Angelman syndrome occurs in approximately one in 15,000 live births. This rare disorder is classified as both a neurological and a genetic disorder. This complex condition mostly affects the patient’s nervous system and causes an array of symptoms. Between six to 12 months old, the developmental delays usually start to become noticeable. Those with this condition often laugh and smile frequently and have excitable and happy personalities.
On chromosome 15, there is a specific gene that when defective leads to Angelman syndrome. The gene is called the UBE3A gene, or ubiquitin protein ligase E3A. People get pairs of genes from both of their parents. This includes a paternal one from the father and a maternal one from the mother. Under normal circumstances, the cells use information from both maternal and paternal copies. However, for a few genes, there is only a single active copy.
In the brain, the UBE3A maternal copy of this gene is active. In most people with this syndrome, the maternal copy of this gene is either damaged or missing. However, there are a few cases where instead of getting a copy of this gene from each parent, the person inherits two paternal copies of it, resulting in Angelman syndrome.
Researchers do not yet know why the genetic changes happen that cause this condition. In most cases, those with this syndrome do not have a family history of it. However, if someone does have a family history of this disorder, researchers believe that any children that they have are at an increased risk of developing it.
1. Speech Delay
Significant communication difficulties and developmental delays are possible with this condition. In terms of speech delay, some children may not speak at all, while others will say limited words. In most cases, patients will only be able to say a few words. Children may have difficulty both expressing their thoughts and understanding what is being communicated to them. They might only be able to communicate by using facial expressions. While expressive language is typically impaired among those with this disorder, their receptive language might be more advanced. The issues with speech and communication might play into the child experiencing learning difficulties.

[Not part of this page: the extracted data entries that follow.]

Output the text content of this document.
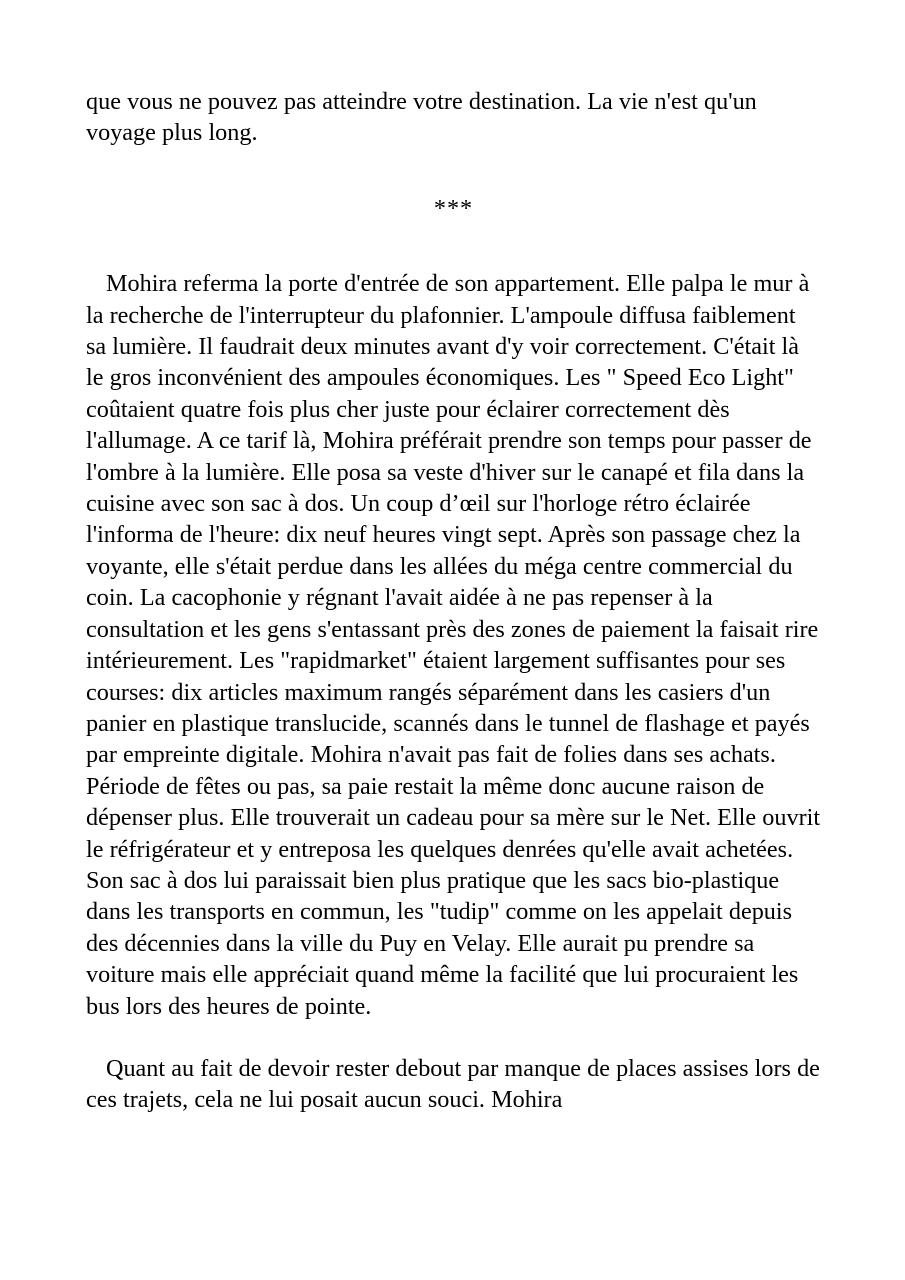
que vous ne pouvez pas atteindre votre destination. La vie n'est qu'un voyage plus long.

***

Mohira referma la porte d'entrée de son appartement. Elle palpa le mur à la recherche de l'interrupteur du plafonnier. L'ampoule diffusa faiblement sa lumière. Il faudrait deux minutes avant d'y voir correctement. C'était là le gros inconvénient des ampoules économiques. Les " Speed Eco Light" coûtaient quatre fois plus cher juste pour éclairer correctement dès l'allumage. A ce tarif là, Mohira préférait prendre son temps pour passer de l'ombre à la lumière. Elle posa sa veste d'hiver sur le canapé et fila dans la cuisine avec son sac à dos. Un coup d’œil sur l'horloge rétro éclairée l'informa de l'heure: dix neuf heures vingt sept. Après son passage chez la voyante, elle s'était perdue dans les allées du méga centre commercial du coin. La cacophonie y régnant l'avait aidée à ne pas repenser à la consultation et les gens s'entassant près des zones de paiement la faisait rire intérieurement. Les "rapidmarket" étaient largement suffisantes pour ses courses: dix articles maximum rangés séparément dans les casiers d'un panier en plastique translucide, scannés dans le tunnel de flashage et payés par empreinte digitale. Mohira n'avait pas fait de folies dans ses achats. Période de fêtes ou pas, sa paie restait la même donc aucune raison de dépenser plus. Elle trouverait un cadeau pour sa mère sur le Net. Elle ouvrit le réfrigérateur et y entreposa les quelques denrées qu'elle avait achetées. Son sac à dos lui paraissait bien plus pratique que les sacs bio-plastique dans les transports en commun, les "tudip" comme on les appelait depuis des décennies dans la ville du Puy en Velay. Elle aurait pu prendre sa voiture mais elle appréciait quand même la facilité que lui procuraient les bus lors des heures de pointe.

Quant au fait de devoir rester debout par manque de places assises lors de ces trajets, cela ne lui posait aucun souci. Mohira
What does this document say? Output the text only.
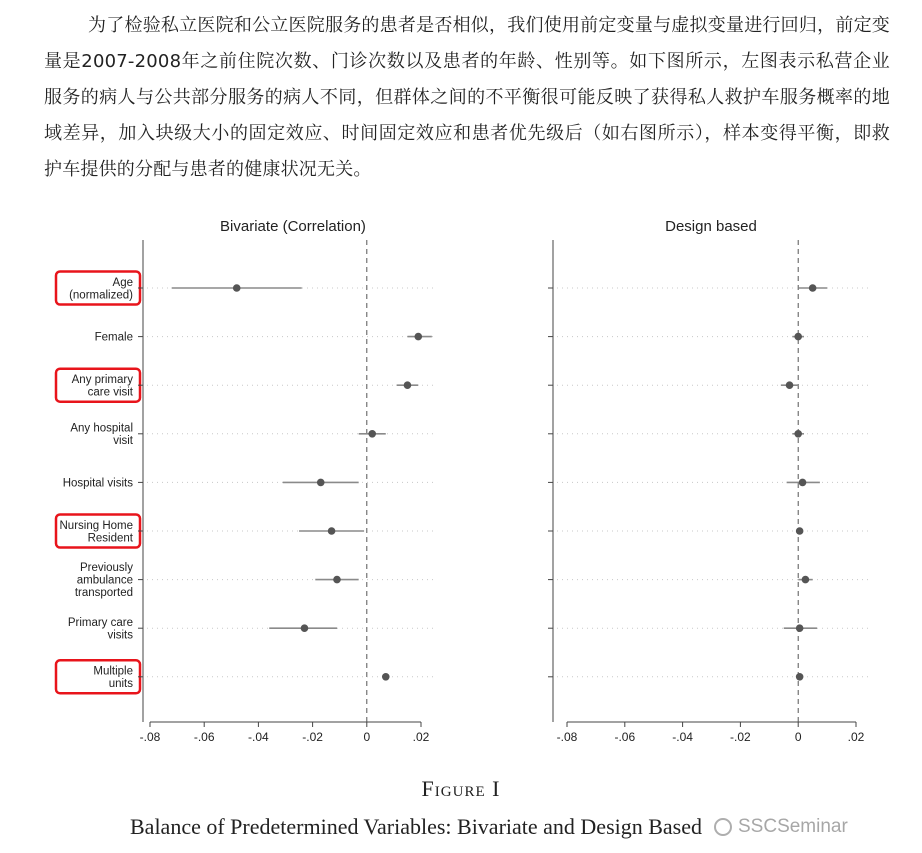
为了检验私立医院和公立医院服务的患者是否相似，我们使用前定变量与虚拟变量进行回归，前定变量是2007-2008年之前住院次数、门诊次数以及患者的年龄、性别等。如下图所示，左图表示私营企业服务的病人与公共部分服务的病人不同，但群体之间的不平衡很可能反映了获得私人救护车服务概率的地域差异，加入块级大小的固定效应、时间固定效应和患者优先级后（如右图所示），样本变得平衡，即救护车提供的分配与患者的健康状况无关。
Bivariate (Correlation)	Design based
Age
(normalized)
Female
Any primary
care visit
Any hospital
visit
Hospital visits
Nursing Home
Resident
Previously
ambulance
transported
Primary care
visits
Multiple
units
-.08	-.06	-.04	-.02	0	.02	-.08	-.06	-.04	-.02	0	.02
Figure I
Balance of Predetermined Variables: Bivariate and Design Based SSCSeminar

When patients with Angelman syndrome are experiencing speech difficulties, there are possible interventions that could potentially aid them in communicating more clearly. It is generally recommended that parents take advantage of early intervention and get started with these methods as soon as possible with their child. Due to the significant limitations in verbal speech, interventions generally focus on alternative and augmentative communication. Children utilizing this type of therapy may learn to communicate more effectively using aided communication, such as voice output communication aids or picture communication symbols. They might also learn unaided communication forms, such as gestures, eye gaze, manual signs and finger spelling.